Wer mit neuen Koch-Sendungen der Sulzer Fernsehköche Martina und Moritz in 2026 starten möchte, kann dies mit fünf Videos tun. Im Netz sorgt das kostenpflichtige Angebot für Wirbel.
Sie sind wieder auf Sendung. „Weil wir immer wieder gefragt werden, wann es endlich wieder Neues mit und von uns gibt. Dies ist inzwischen geschehen!“ teilten die Fernsehköche Martina Meuth und Bernd „Moritz“ Neuner-Duttenhofer kürzlich mit. Doch es gibt nicht nur positive Rückmeldungen.
Weltweite Bekanntheit erhielten die Fernsehköche mit der WDR-Sendung „Kochen mit Martina und Moritz“, die von 1988 bis 2021 lief und stolze 414 Folgen umfasst. Seit 2021 erscheinen jedoch nur noch die Wiederholungen von früher.
„Leider übrigens, ohne uns auch nur einen Cent dafür zu bezahlen. Man bestückt also das öffentlich-rechtliche Programm regelmäßig mit unserem geistigen Eigentum ohne ein Honorar dafür. Billiger kann man nicht senden“, kommentieren beide das Ausstrahlen alter Folgen.
Jetzt gibt es Neues
Doch seit kurzem gibt es tatsächlich Neues – fünf Videos, produziert von Martina und Moritz sowie der guten Freundin und Mediengestalterin Sonja Buchhop und einem Kamera-Team. Der Titel: „Sendungen vom Apfelgut“.
Zu den Videos gelangt man über die Webseite www.fraubuchhop.de und dort weiter über den Reiter „Sendungen vom Apfelgut“. Jedes einzelne Video kann für 25 Euro gekauft werden.
„Diese Preisgestaltung enttäuscht“
Das führt im Netz zu Irritationen. Auf der Facebook-Seite „Martina und Moritz“ kommentiert eine Nutzerin: „Sehr geehrte Frau Meuth, sehr geehrter Herr Neuner-Duttenhofer, viele Jahre lang habe ich Ihre Sendung im WDR mit großer Freude verfolgt. Nun musste ich jedoch erfahren, dass der Zugang zu diesen neuen Folgen rund 25 Euro pro Sendung kosten soll. Ich möchte Ihnen ehrlich rückmelden, dass mich diese Preisgestaltung sehr enttäuscht“.

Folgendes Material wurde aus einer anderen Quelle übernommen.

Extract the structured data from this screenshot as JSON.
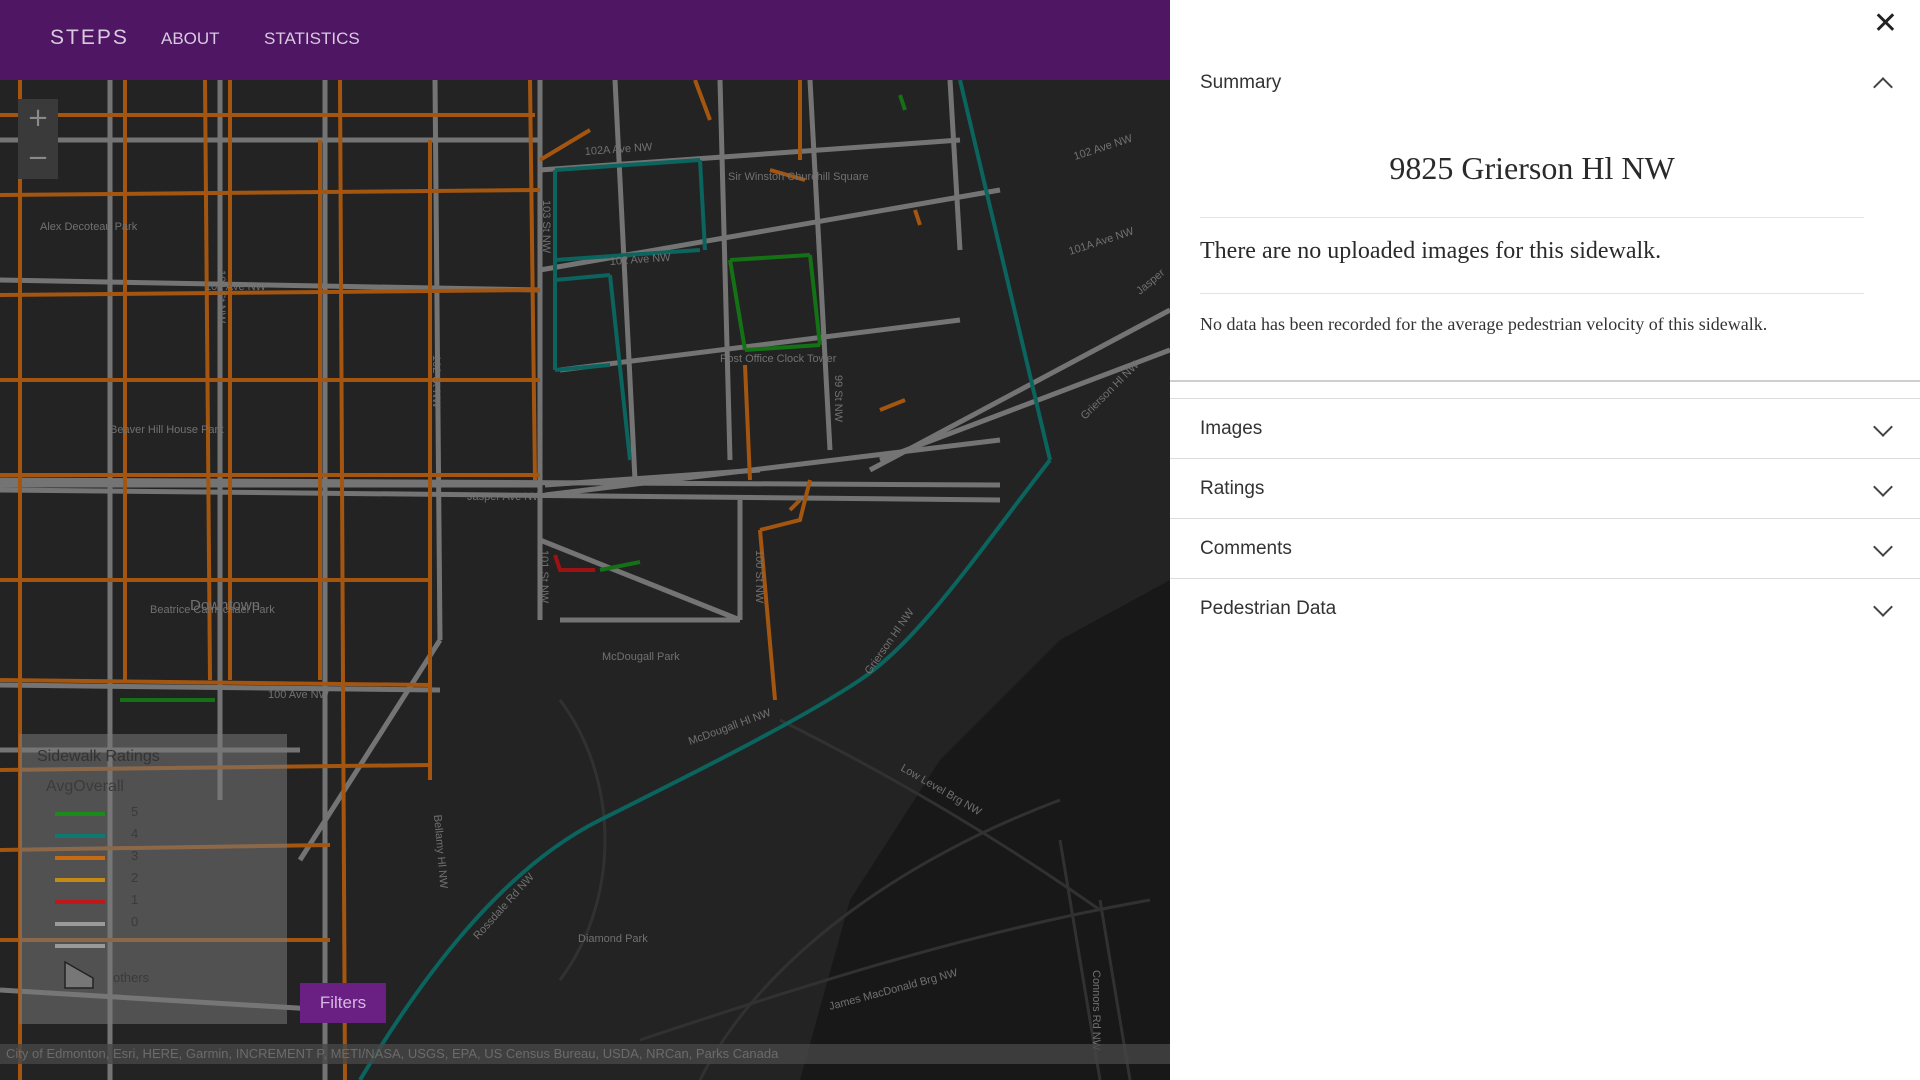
{
  "header": {
    "brand": "STEPS",
    "nav": [
      "ABOUT",
      "STATISTICS"
    ],
    "color": "#4f1664"
  },
  "map": {
    "zoom_in": "+",
    "zoom_out": "−",
    "labels": {
      "ave_102a": "102A Ave NW",
      "ave_102a_right": "102 Ave NW",
      "ave_101a": "101A Ave NW",
      "ave_102_left": "102 Ave NW",
      "ave_102_mid": "102 Ave NW",
      "ave_100": "100 Ave NW",
      "st_104": "104 St NW",
      "st_103": "103 St NW",
      "st_102": "102 St NW",
      "st_101": "101 St NW",
      "st_100": "100 St NW",
      "st_99": "99 St NW",
      "jasper": "Jasper Ave NW",
      "jasper_right": "Jasper",
      "grierson": "Grierson Hl NW",
      "mcdougall_hl": "McDougall Hl NW",
      "low_level": "Low Level Brg NW",
      "rossdale": "Rossdale Rd NW",
      "bellamy": "Bellamy Hl NW",
      "james_mac": "James MacDonald Brg NW",
      "connors": "Connors Rd NW",
      "downtown": "Downtown",
      "alex_decoteau": "Alex Decoteau Park",
      "beaver_hill": "Beaver Hill House Park",
      "beatrice": "Beatrice Carmichael Park",
      "winston": "Sir Winston Churchill Square",
      "post_office": "Post Office Clock Tower",
      "mcdougall_park": "McDougall Park",
      "diamond_park": "Diamond Park"
    },
    "attribution": "City of Edmonton, Esri, HERE, Garmin, INCREMENT P, METI/NASA, USGS, EPA, US Census Bureau, USDA, NRCan, Parks Canada"
  },
  "legend": {
    "title": "Sidewalk Ratings",
    "subtitle": "AvgOverall",
    "items": [
      {
        "label": "5",
        "color": "#1a8a1a"
      },
      {
        "label": "4",
        "color": "#0e7a72"
      },
      {
        "label": "3",
        "color": "#c86a14"
      },
      {
        "label": "2",
        "color": "#c38a14"
      },
      {
        "label": "1",
        "color": "#c01818"
      },
      {
        "label": "0",
        "color": "#9a9a9a"
      },
      {
        "label": "",
        "color": "#9a9a9a"
      }
    ],
    "others_label": "others"
  },
  "filters_button": "Filters",
  "panel": {
    "close_icon": "close-icon",
    "summary": {
      "title": "Summary",
      "address": "9825 Grierson Hl NW",
      "no_images": "There are no uploaded images for this sidewalk.",
      "no_velocity": "No data has been recorded for the average pedestrian velocity of this sidewalk."
    },
    "sections": [
      "Images",
      "Ratings",
      "Comments",
      "Pedestrian Data"
    ]
  }
}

„Schlichtweg nicht erschwinglich“
Denn nachdem die Fernsehköche mehr als 30 Jahre lang fester Bestandteil des öffentlich-rechtlichen Fernsehens gewesen seien, fühle sich dieser Schritt für sie als Zuschauerin – „und sicherlich für viele andere langjährige Fans“ – so an, als würde man die treue Fangemeinde nun finanziell sehr stark fordern, gibt die Nutzerin auf Facebook zu bedenken. „Ein Betrag von 25 Euro für eine Dreiviertelstunde ist für viele Menschen, die mit Ihren Rezepten groß geworden sind, schlichtweg nicht erschwinglich“, so ihr Statement.

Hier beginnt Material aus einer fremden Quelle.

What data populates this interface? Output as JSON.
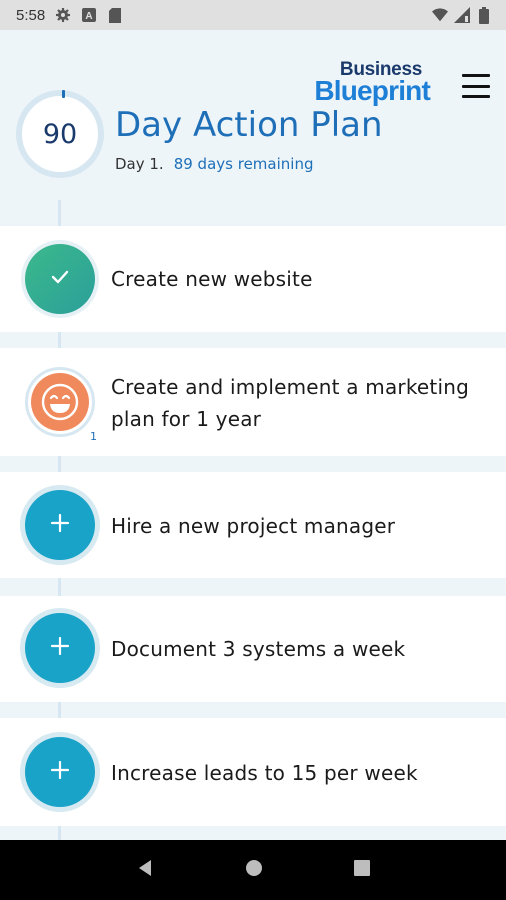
{
  "status_bar": {
    "time": "5:58",
    "icons": [
      "gear-icon",
      "a-icon",
      "sd-card-icon",
      "wifi-icon",
      "signal-icon",
      "battery-icon"
    ]
  },
  "header": {
    "logo_top": "Business",
    "logo_bottom": "Blueprint",
    "counter": "90",
    "title": "Day Action Plan",
    "day_label": "Day 1.",
    "days_remaining": "89 days remaining"
  },
  "tasks": [
    {
      "label": "Create new website",
      "status": "done",
      "icon": "check-icon"
    },
    {
      "label_lines": [
        "Create and implement a marketing",
        "plan for 1 year"
      ],
      "status": "in-progress",
      "icon": "smiley-icon",
      "count": "1"
    },
    {
      "label": "Hire a new project manager",
      "status": "todo",
      "icon": "plus-icon"
    },
    {
      "label": "Document 3 systems a week",
      "status": "todo",
      "icon": "plus-icon"
    },
    {
      "label": "Increase leads to 15 per week",
      "status": "todo",
      "icon": "plus-icon"
    }
  ],
  "colors": {
    "brand_blue": "#1e6fb8",
    "add_teal": "#1aa3c8",
    "done_green": "#3cb98b",
    "progress_orange": "#f08a5d"
  },
  "nav": [
    "back-icon",
    "home-icon",
    "recents-icon"
  ]
}
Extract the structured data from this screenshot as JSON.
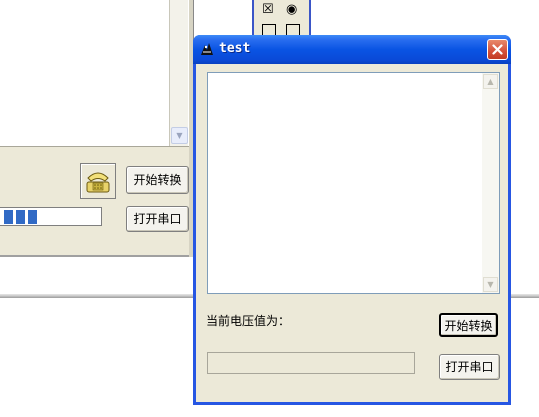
{
  "background_window": {
    "start_convert_label": "开始转换",
    "open_port_label": "打开串口",
    "progress_segments": 3
  },
  "top_strip": {
    "checkbox_glyph": "☒",
    "radio_glyph": "◉"
  },
  "dialog": {
    "title": "test",
    "voltage_label": "当前电压值为：",
    "start_convert_label": "开始转换",
    "open_port_label": "打开串口",
    "progress": 0
  },
  "icons": {
    "app": "app-icon",
    "close": "close-icon",
    "phone": "phone-icon"
  }
}
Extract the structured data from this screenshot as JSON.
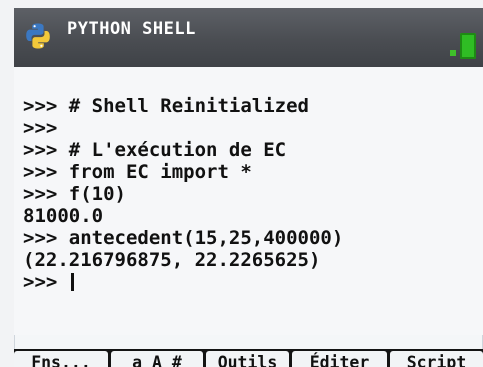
{
  "titlebar": {
    "title": "PYTHON SHELL",
    "logo_icon": "python-logo-icon",
    "battery_icon": "battery-icon"
  },
  "console": {
    "lines": [
      ">>> # Shell Reinitialized",
      ">>>",
      ">>> # L'exécution de EC",
      ">>> from EC import *",
      ">>> f(10)",
      "81000.0",
      ">>> antecedent(15,25,400000)",
      "(22.216796875, 22.2265625)",
      ">>> "
    ]
  },
  "softkeys": [
    {
      "label": "Fns..."
    },
    {
      "label": "a A #"
    },
    {
      "label": "Outils"
    },
    {
      "label": "Éditer"
    },
    {
      "label": "Script"
    }
  ],
  "colors": {
    "titlebar": "#4a4d52",
    "screen_bg": "#f6f7f9",
    "battery_green": "#2fbd24",
    "softbar_bg": "#141414"
  }
}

Ein anderer formuliert es weniger höflich: „Das ist einfach nur Abzocke und sehr schade. Dadurch macht man sich viel kaputt, viele Sympathien, die man jahrelang aufgebaut hat.“
„Die zwei verkaufen ihr Apfelgut, was Million(en) wert ist. Sie könnten davon die Folgen problemlos aus eigener Tasche finanzieren, wenn den zwei diese Rezeptsendungen selbst eine Freude bereiten würden und das Herz dran hängt“, äußert sich ein weiterer Nutzer kritisch.
Es gibt aber auch Zuspruch
Aber es gibt auch Zuspruch. „Ich freu mich drauf und wünsche Euch viel Erfolg“ oder „Freue mich auf die neuen Folgen“ sind Reaktionen, die den neuen Koch-Content begrüßen.
Und wie geht es nun eigentlich mit dem Apfelgut in Hopfau weiter? „Ein ganzes Jahr gingen Verhandlungen um das Obst und den Wald“, zogen die Fernsehköche ihre Jahresbilanz. Und in gewisser Weise schlägt sich die vergangene Besinnlichkeit der Adventstage auch bei ihnen nieder. „Wir warten noch auf den Käufer, der sich in das Anwesen verliebt“, erklären sie im Gespräch mit unserer Redaktion.